Jakarta, HanTer - Ribut-ribut soal kebijakan ekspor benih lobster atau benur sudah terjadi setahun lalu, 2019. Terkait hal ini, sejumlah kalangan sudah memperingatkan agar Menteri Kelautan dan Perikanan (KKP) Edhy Prabowo menghentukan ekspor benur, diantaranya mantan Menteri KKP Susi Pudjiastuti.

Susi menyebut lobster dewasa memiliki nilai ekonomi yang tinggi dibandingkan menjual bibit lobster. Bahkan, kata Susi, harga benih lobster per ekor hanya Rp139.000, sementara jika sudah dewasa akan mencapai minimal Rp5 juta per ekor.

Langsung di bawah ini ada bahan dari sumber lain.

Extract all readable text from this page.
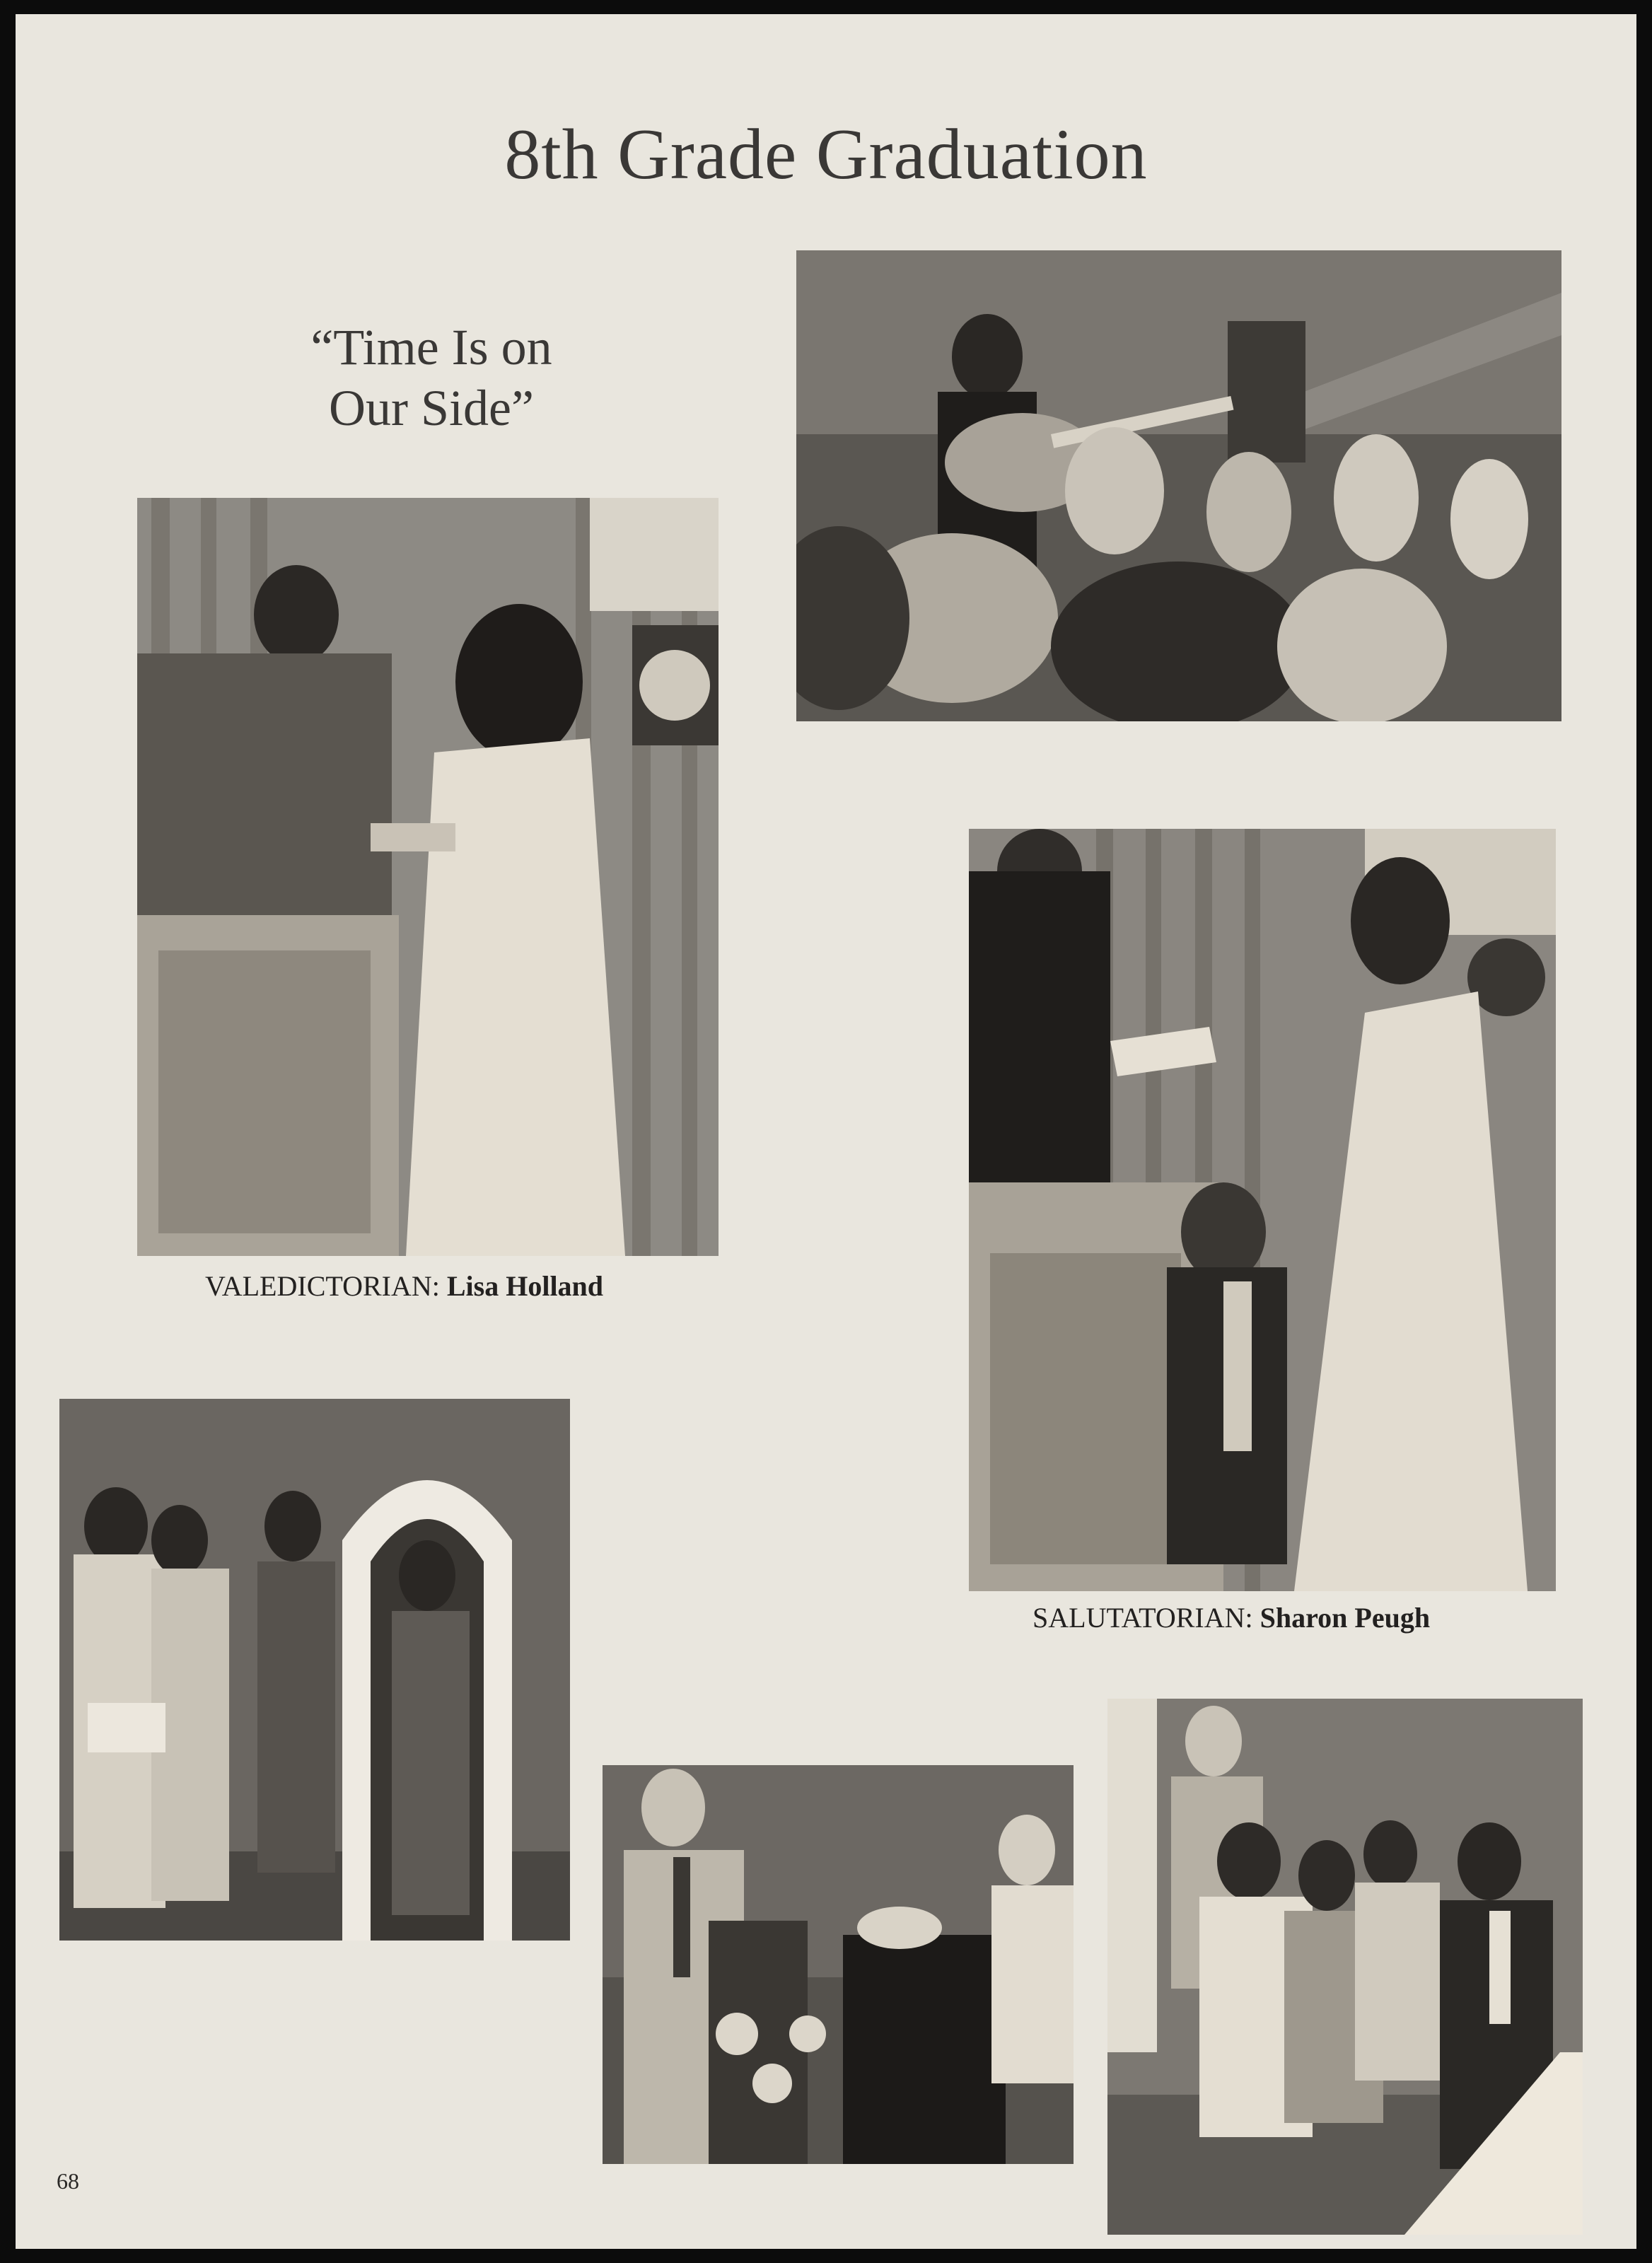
8th Grade Graduation
“Time Is on
Our Side”
VALEDICTORIAN: Lisa Holland
SALUTATORIAN: Sharon Peugh
68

Wacana ekspor benur tersebut kemudian ditentang sejumlah kalangan karena dinilai bakal merugikan nelayan dan meminta KKP lebih memilih budidaya terlebih dahulu. Dan, akibat kegaduhan tersebut Edhy Prabowo sempat membatalkan wacana tersebut.

Permintaan menghentikan ekspor benur juga disampaikan Komisi VI DPR. Wakil Ketua Komisi IV DPR RI Dedi Mulyadi mengatakan dirinya sudah memperingatkan kepada KKP khususnya Menteri Edhy Prabowo untuk menghentikan kebijakan ekspor benih lobster karena akan merugikan bangsa Indonesia dan mengganggu keberlanjutan ekosistem.

"Saya sudah menyuarakan ketidaksetujuan atas kebijakan ekspor benih lobster. Lalu rapat Komisi IV DPR terakhir ini telah memberikan rekomendasi penghentian ekspor benih lobster yang nyata-nyata melakukan manipulasi data ekspor," kata Dedi di Jakarta, Rabu *25/11/2020), dilansir Antara.

Dia mengatakan, ada atau tidak ada kasus penangkapan Menteri KKP Edhy Prabowo, kebijakan ekspor benih lobster harus dihentikan karena hanya mendatangkan kerugian bagi bangsa Indonesia

Dedi menjelaskan ada tiga alasan mendasar kebijakan tersebut harus ditolak, pertama, benih lobster merupakan bagian dari ekosistem laut yang harus dijaga kerberlangsungannya.

"Walaupun jumlahnya ada 2 miliar benih, yang terpenting adalah benih lobster merupakan bagian dari ekosistem laut, biarkan tumbuh dan berkembang sendiri agar menjadi lobster tangkapan dan harganya mahal sehingga menguntungkan para nelayan," ujarnya.

Kedua menurut dia, benih lobster itu ibarat anak-anak, sehingga tidak boleh dieskploitasi namun harus disayangi.

Dia menjelaskan alasan ketiga adalah, benih lobster banyak dikirim ke Vietnam, padahal negara itu dari sisi aspek ekonomi merupakan kompetitor Indonesia di bidang perikanan dan laut.

Sebelumnya, Komisi Pemberantasan Korupsi (KPK) menyebut menangkap Menteri KKP Edhy Prabowo dan beberapa orang lainnya di Bandara Soekarno-Hatta Tangerang, Banten pada Rabu (25/11) dini hari.

Ketua KPK Firli Bahuri mengatakan penangkapan Menteri Edhy itu terkait dugaan korupsi penetapan izin ekspor baby lobster.

"Yang bersangkutan diduga terlibat korupsi dalam penetapan izin ekspor baby lobster," ucap Ketua KPK Firli Bahuri melalui keterangannya di Jakarta, Rabu.